I foresee two ways this is going to end:

  1. My bladder explodes during a Peter Jackson movie.
  2. I get a catheter and pee whenever and wherever I want.

I can’t tell which one is more likely. What do you think?

8 thoughts on “My Greatest Fear #46: Missing 2 Minutes of a Movie to Go to the Bathroom Even If My Bladder Will Explode”

    • Ha ha…thanks for the reminder, Sam! I got that app a long time ago but haven’t ever used it. It sounds like I should, though!

  1. I see a possible Christmas present for Jamey. I was thinking about a catheter the whole time I was reading this and then, BAM! You talk about getting a catheter. I would recommend a condom catheter, not the traditional one which a tube goes the wee wee.
    If you are curious about what a condom catheter is, click the link.

    Also, the story of the three brothers is from Harry Potter 7.1. It was pretty cool. Such a bad time for bathroom time. Then again, it bets pee in the brain.

    • I think that’s probably the oddest link anyone has ever posted here, but it was awesome! That sounds way better than a traditional catheter.

      • You are welcome.
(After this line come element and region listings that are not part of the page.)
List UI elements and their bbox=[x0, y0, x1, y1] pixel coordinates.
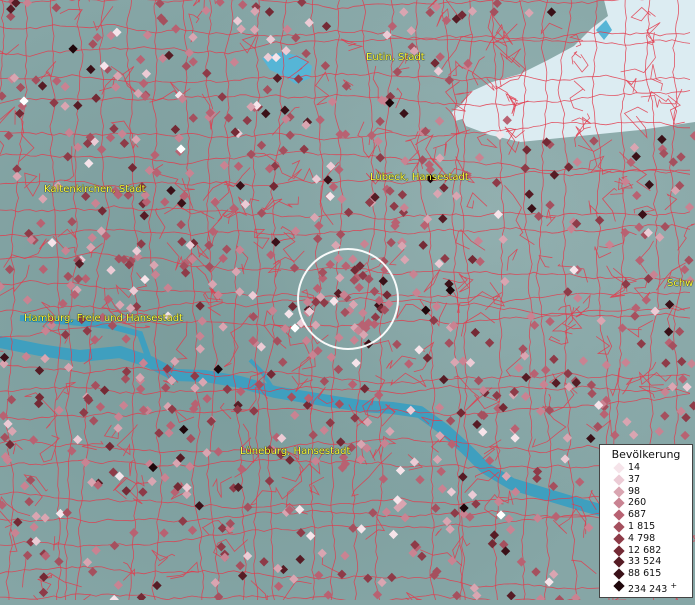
legend-value: 14 bbox=[628, 462, 641, 473]
map-canvas[interactable] bbox=[0, 0, 695, 605]
legend-value: 98 bbox=[628, 485, 641, 497]
legend-row: 687 bbox=[600, 509, 692, 521]
legend-swatch bbox=[613, 580, 625, 592]
legend-swatch bbox=[613, 474, 625, 486]
legend-row: 98 bbox=[600, 486, 692, 498]
place-label-lueneburg: Lüneburg, Hansestadt bbox=[240, 446, 351, 457]
place-label-kaltenkirchen: Kaltenkirchen, Stadt bbox=[44, 184, 146, 195]
legend-value: 260 bbox=[628, 497, 647, 509]
legend-swatch bbox=[613, 509, 625, 521]
place-label-eutin: Eutin, Stadt bbox=[366, 52, 425, 63]
legend-row: 1 815 bbox=[600, 521, 692, 533]
legend-row: 37 bbox=[600, 474, 692, 486]
legend-swatch bbox=[613, 521, 625, 533]
legend-row: 33 524 bbox=[600, 556, 692, 569]
legend-row: 12 682 bbox=[600, 545, 692, 557]
legend-value: 12 682 bbox=[628, 544, 662, 556]
legend-value: 1 815 bbox=[628, 520, 656, 532]
legend-value: 687 bbox=[628, 509, 647, 521]
place-label-luebeck: Lübeck, Hansestadt bbox=[370, 172, 469, 183]
legend-row: 4 798 bbox=[600, 533, 692, 545]
legend-swatch bbox=[613, 544, 625, 557]
legend-row: 88 615 bbox=[600, 568, 692, 580]
legend-swatch bbox=[613, 462, 625, 474]
legend-row: 260 bbox=[600, 497, 692, 510]
place-label-hamburg: Hamburg, Freie und Hansestadt bbox=[24, 313, 183, 324]
legend-value-suffix: + bbox=[670, 580, 678, 590]
population-legend: Bevölkerung 14 37 98 260 687 1 815 4 798 12 682… bbox=[599, 444, 693, 598]
legend-row: 14 bbox=[600, 462, 692, 474]
legend-swatch bbox=[613, 568, 625, 580]
legend-value: 234 243 + bbox=[628, 580, 678, 596]
legend-value: 88 615 bbox=[628, 568, 662, 580]
legend-title: Bevölkerung bbox=[611, 448, 681, 461]
map-view[interactable]: Eutin, Stadt Kaltenkirchen, Stadt Lübeck… bbox=[0, 0, 695, 605]
legend-swatch bbox=[613, 485, 625, 498]
legend-value: 33 524 bbox=[628, 556, 662, 568]
legend-swatch bbox=[613, 556, 625, 569]
legend-swatch bbox=[613, 497, 625, 510]
legend-value: 37 bbox=[628, 473, 641, 485]
legend-row: 234 243 + bbox=[600, 580, 692, 595]
legend-value: 4 798 bbox=[628, 532, 656, 544]
place-label-schwerin: Schw bbox=[667, 278, 694, 289]
legend-rows: 14 37 98 260 687 1 815 4 798 12 682 33 524 88 615… bbox=[600, 462, 692, 595]
legend-swatch bbox=[613, 533, 625, 545]
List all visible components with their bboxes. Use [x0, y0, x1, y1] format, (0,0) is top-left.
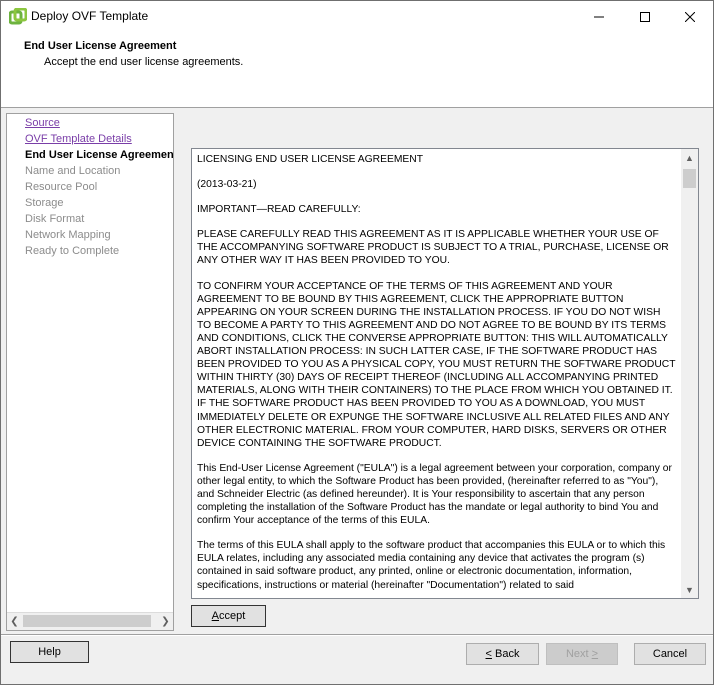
back-button[interactable]: < Back [466, 643, 539, 665]
scrollbar-thumb[interactable] [23, 615, 151, 627]
scroll-down-icon[interactable]: ▼ [682, 582, 697, 597]
accept-button[interactable]: Accept [191, 605, 266, 627]
step-name-and-location: Name and Location [25, 165, 121, 177]
step-storage: Storage [25, 197, 64, 209]
cancel-button[interactable]: Cancel [634, 643, 706, 665]
window-title: Deploy OVF Template [31, 9, 149, 23]
accept-label-post: ccept [219, 610, 246, 622]
scroll-up-icon[interactable]: ▲ [682, 150, 697, 165]
footer-divider-highlight [1, 635, 713, 636]
help-label: Help [38, 646, 61, 658]
page-subtitle: Accept the end user license agreements. [44, 56, 244, 68]
help-button[interactable]: Help [10, 641, 89, 663]
step-ready-to-complete: Ready to Complete [25, 245, 120, 257]
maximize-icon [640, 11, 650, 22]
next-button[interactable]: Next > [546, 643, 618, 665]
next-label: Next [565, 648, 592, 660]
eula-text-area[interactable]: LICENSING END USER LICENSE AGREEMENT (20… [191, 148, 699, 599]
minimize-icon [594, 16, 604, 17]
wizard-header: End User License Agreement Accept the en… [1, 32, 713, 108]
eula-paragraph: IMPORTANT—READ CAREFULLY: [197, 204, 361, 216]
dialog-window: Deploy OVF Template End User License Agr… [0, 0, 714, 685]
scrollbar-thumb[interactable] [683, 169, 696, 188]
back-label: Back [491, 648, 520, 660]
eula-paragraph: TO CONFIRM YOUR ACCEPTANCE OF THE TERMS … [197, 280, 676, 449]
accept-label-mnemonic: A [211, 610, 220, 622]
eula-paragraph: (2013-03-21) [197, 179, 257, 191]
maximize-button[interactable] [622, 1, 668, 32]
step-network-mapping: Network Mapping [25, 229, 111, 241]
scroll-left-icon[interactable]: ❮ [7, 614, 22, 629]
eula-paragraph: This End-User License Agreement ("EULA")… [197, 462, 672, 527]
page-title: End User License Agreement [24, 40, 177, 52]
next-label-mnemonic: > [591, 648, 599, 660]
wizard-steps-panel: Source OVF Template Details End User Lic… [6, 113, 174, 631]
step-ovf-template-details[interactable]: OVF Template Details [25, 133, 132, 145]
step-resource-pool: Resource Pool [25, 181, 98, 193]
eula-vertical-scrollbar[interactable]: ▲ ▼ [681, 149, 698, 598]
title-bar[interactable]: Deploy OVF Template [1, 1, 713, 32]
eula-content: LICENSING END USER LICENSE AGREEMENT (20… [197, 153, 677, 598]
eula-paragraph: The terms of this EULA shall apply to th… [197, 540, 666, 591]
close-icon [685, 11, 695, 22]
step-disk-format: Disk Format [25, 213, 85, 225]
step-source[interactable]: Source [25, 117, 60, 129]
minimize-button[interactable] [576, 1, 622, 32]
step-end-user-license-agreement: End User License Agreement [25, 149, 174, 161]
scroll-right-icon[interactable]: ❯ [158, 614, 173, 629]
cancel-label: Cancel [652, 648, 688, 660]
vsphere-logo-icon [8, 7, 28, 26]
eula-paragraph: LICENSING END USER LICENSE AGREEMENT [197, 154, 424, 165]
eula-paragraph: PLEASE CAREFULLY READ THIS AGREEMENT AS … [197, 229, 669, 267]
close-button[interactable] [667, 1, 713, 32]
sidebar-horizontal-scrollbar[interactable]: ❮ ❯ [7, 612, 173, 630]
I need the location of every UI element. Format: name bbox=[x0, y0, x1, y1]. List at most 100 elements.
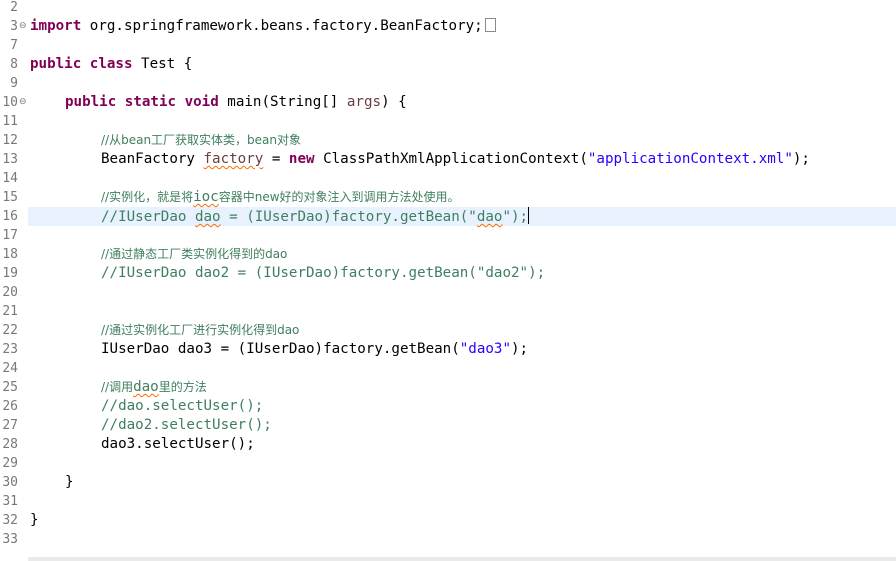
comment: //通过实例化工厂进行实例化得到dao bbox=[101, 323, 300, 337]
line-number: 7 bbox=[10, 38, 18, 53]
comment-text: "); bbox=[502, 209, 529, 225]
line-number: 15 bbox=[2, 190, 18, 205]
comment-spelling-warning: ioc bbox=[193, 189, 219, 205]
comment-text: //调用 bbox=[101, 380, 134, 394]
parameter-name: args bbox=[346, 94, 382, 110]
code-editor[interactable]: 2 3 ⊖ import org.springframework.beans.f… bbox=[0, 0, 896, 561]
comment-text: 里的方法 bbox=[158, 380, 207, 394]
comment-text: //IUserDao bbox=[101, 209, 195, 225]
closing-brace: } bbox=[30, 512, 39, 528]
code-line-18[interactable]: 18 //通过静态工厂类实例化得到的dao bbox=[0, 245, 896, 264]
comment: //调用dao里的方法 bbox=[101, 378, 207, 397]
code-line-14[interactable]: 14 bbox=[0, 169, 896, 188]
line-number: 21 bbox=[2, 304, 18, 319]
line-number: 18 bbox=[2, 247, 18, 262]
code-line-24[interactable]: 24 bbox=[0, 359, 896, 378]
statement: IUserDao dao3 = (IUserDao)factory.getBea… bbox=[101, 341, 460, 357]
line-number: 3 bbox=[10, 19, 18, 34]
string-literal: "dao3" bbox=[459, 341, 511, 357]
comment-spelling-warning: dao bbox=[476, 209, 503, 225]
code-text[interactable]: public class Test { bbox=[30, 55, 192, 74]
keyword: static bbox=[124, 94, 177, 110]
comment: //实例化，就是将ioc容器中new好的对象注入到调用方法处使用。 bbox=[101, 188, 460, 207]
keyword: public bbox=[30, 56, 82, 72]
comment: //dao.selectUser(); bbox=[101, 398, 264, 414]
code-line-2[interactable]: 2 bbox=[0, 0, 896, 17]
code-line-16[interactable]: 16 //IUserDao dao = (IUserDao)factory.ge… bbox=[0, 207, 896, 226]
fold-collapse-icon[interactable]: ⊖ bbox=[19, 17, 27, 36]
line-number: 9 bbox=[10, 76, 18, 91]
code-line-7[interactable]: 7 bbox=[0, 36, 896, 55]
type-name: BeanFactory bbox=[101, 151, 204, 167]
code-line-31[interactable]: 31 bbox=[0, 492, 896, 511]
closing-brace: } bbox=[65, 474, 74, 490]
line-number: 32 bbox=[2, 513, 18, 528]
code-line-33[interactable]: 33 bbox=[0, 530, 896, 549]
code-line-29[interactable]: 29 bbox=[0, 454, 896, 473]
line-number: 13 bbox=[2, 152, 18, 167]
line-number: 19 bbox=[2, 266, 18, 281]
keyword: public bbox=[65, 94, 117, 110]
line-number: 17 bbox=[2, 228, 18, 243]
line-number: 14 bbox=[2, 171, 18, 186]
line-number: 27 bbox=[2, 418, 18, 433]
code-text[interactable]: IUserDao dao3 = (IUserDao)factory.getBea… bbox=[101, 340, 528, 359]
method-signature-tail: ) { bbox=[381, 94, 407, 110]
horizontal-scrollbar[interactable] bbox=[28, 557, 896, 561]
code-line-28[interactable]: 28 dao3.selectUser(); bbox=[0, 435, 896, 454]
line-number: 25 bbox=[2, 380, 18, 395]
constructor: ClassPathXmlApplicationContext( bbox=[314, 151, 588, 167]
line-number: 23 bbox=[2, 342, 18, 357]
line-number: 11 bbox=[2, 114, 18, 129]
code-line-27[interactable]: 27 //dao2.selectUser(); bbox=[0, 416, 896, 435]
code-text[interactable]: import org.springframework.beans.factory… bbox=[30, 17, 496, 36]
code-line-15[interactable]: 15 //实例化，就是将ioc容器中new好的对象注入到调用方法处使用。 bbox=[0, 188, 896, 207]
line-number: 31 bbox=[2, 494, 18, 509]
keyword: void bbox=[184, 94, 219, 110]
string-literal: "applicationContext.xml" bbox=[587, 151, 793, 167]
variable-warning[interactable]: factory bbox=[204, 151, 264, 167]
comment: //IUserDao dao2 = (IUserDao)factory.getB… bbox=[101, 265, 546, 281]
code-line-9[interactable]: 9 bbox=[0, 74, 896, 93]
comment: //从bean工厂获取实体类，bean对象 bbox=[101, 133, 302, 147]
comment: //通过静态工厂类实例化得到的dao bbox=[101, 247, 288, 261]
code-text[interactable]: BeanFactory factory = new ClassPathXmlAp… bbox=[101, 150, 810, 169]
code-line-25[interactable]: 25 //调用dao里的方法 bbox=[0, 378, 896, 397]
line-number: 22 bbox=[2, 323, 18, 338]
comment-spelling-warning: dao bbox=[194, 209, 221, 225]
code-text[interactable]: dao3.selectUser(); bbox=[101, 435, 255, 454]
code-line-32[interactable]: 32 } bbox=[0, 511, 896, 530]
operator: = bbox=[263, 151, 289, 167]
line-number: 33 bbox=[2, 532, 18, 547]
line-number: 2 bbox=[10, 0, 18, 15]
code-text[interactable]: public static void main(String[] args) { bbox=[65, 93, 407, 112]
code-line-26[interactable]: 26 //dao.selectUser(); bbox=[0, 397, 896, 416]
keyword: import bbox=[30, 18, 82, 34]
code-line-20[interactable]: 20 bbox=[0, 283, 896, 302]
line-number: 10 bbox=[2, 95, 18, 110]
code-line-22[interactable]: 22 //通过实例化工厂进行实例化得到dao bbox=[0, 321, 896, 340]
code-line-17[interactable]: 17 bbox=[0, 226, 896, 245]
fold-collapse-icon[interactable]: ⊖ bbox=[19, 93, 27, 112]
code-line-12[interactable]: 12 //从bean工厂获取实体类，bean对象 bbox=[0, 131, 896, 150]
statement-end: ); bbox=[792, 151, 810, 167]
code-line-21[interactable]: 21 bbox=[0, 302, 896, 321]
code-line-19[interactable]: 19 //IUserDao dao2 = (IUserDao)factory.g… bbox=[0, 264, 896, 283]
comment: //IUserDao dao = (IUserDao)factory.getBe… bbox=[101, 207, 530, 227]
code-line-23[interactable]: 23 IUserDao dao3 = (IUserDao)factory.get… bbox=[0, 340, 896, 359]
line-number: 8 bbox=[10, 57, 18, 72]
class-name: Test { bbox=[132, 56, 193, 72]
code-line-3[interactable]: 3 ⊖ import org.springframework.beans.fac… bbox=[0, 17, 896, 36]
method-signature: main(String[] bbox=[218, 94, 347, 110]
line-number: 29 bbox=[2, 456, 18, 471]
code-line-30[interactable]: 30 } bbox=[0, 473, 896, 492]
code-line-10[interactable]: 10 ⊖ public static void main(String[] ar… bbox=[0, 93, 896, 112]
line-number: 20 bbox=[2, 285, 18, 300]
folded-imports-marker-icon[interactable] bbox=[484, 18, 496, 32]
code-line-11[interactable]: 11 bbox=[0, 112, 896, 131]
line-number: 30 bbox=[2, 475, 18, 490]
line-number: 26 bbox=[2, 399, 18, 414]
line-number: 16 bbox=[2, 209, 18, 224]
code-line-8[interactable]: 8 public class Test { bbox=[0, 55, 896, 74]
code-line-13[interactable]: 13 BeanFactory factory = new ClassPathXm… bbox=[0, 150, 896, 169]
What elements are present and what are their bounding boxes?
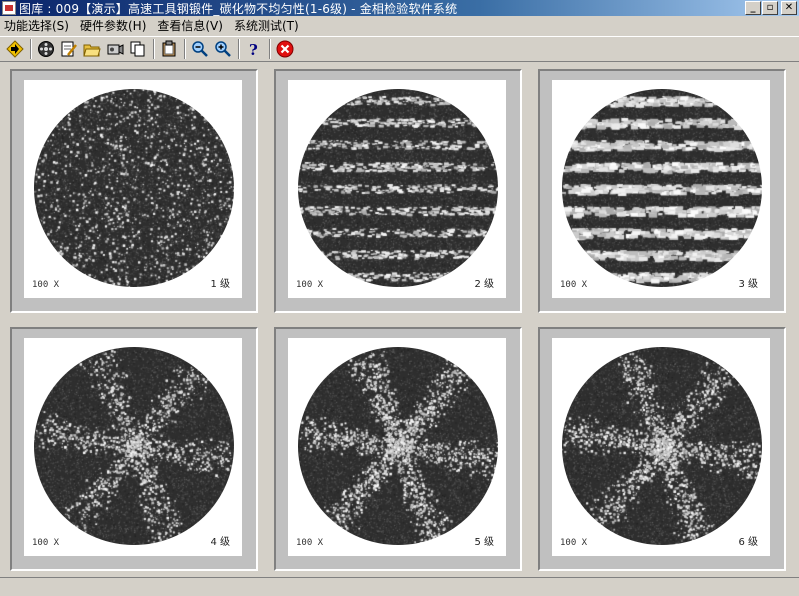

Now you know what it is and now if you or anyone you know needs a catheter, you would know which one to suggest depending on their situation.

        And the word “up” should be after “a tube goes”. I just can’t type as fast as I think.

        Also, eating more salty popcorn doesn’t help, only makes the urge to pee even greater. Salt takes water out of the body, making more pee. I would suggest not eating more salty popcorn when you are ready to just release right there and then.

  2. Not gonna lie, I had to pee all through Catching Fire as well, but I wasn’t about to get up! I sat through all 2 hours and 26 minutes with a full bladder, even though, like you, I knew exactly what was going to happen. I don’t regret it though! 🙂

  3. Having just rewatched the Harry Potter movies with my kids, I have to say – the story of the three brothers was really awesome in the movie.

    Remind me to tell you about missing parts of movies at the Geekway, I’m sure it’ll cement the idea that you need catheter.

    • Thanks Charles! I look forward to hearing that story. I did finally watch that scene later, and it was indeed awesome.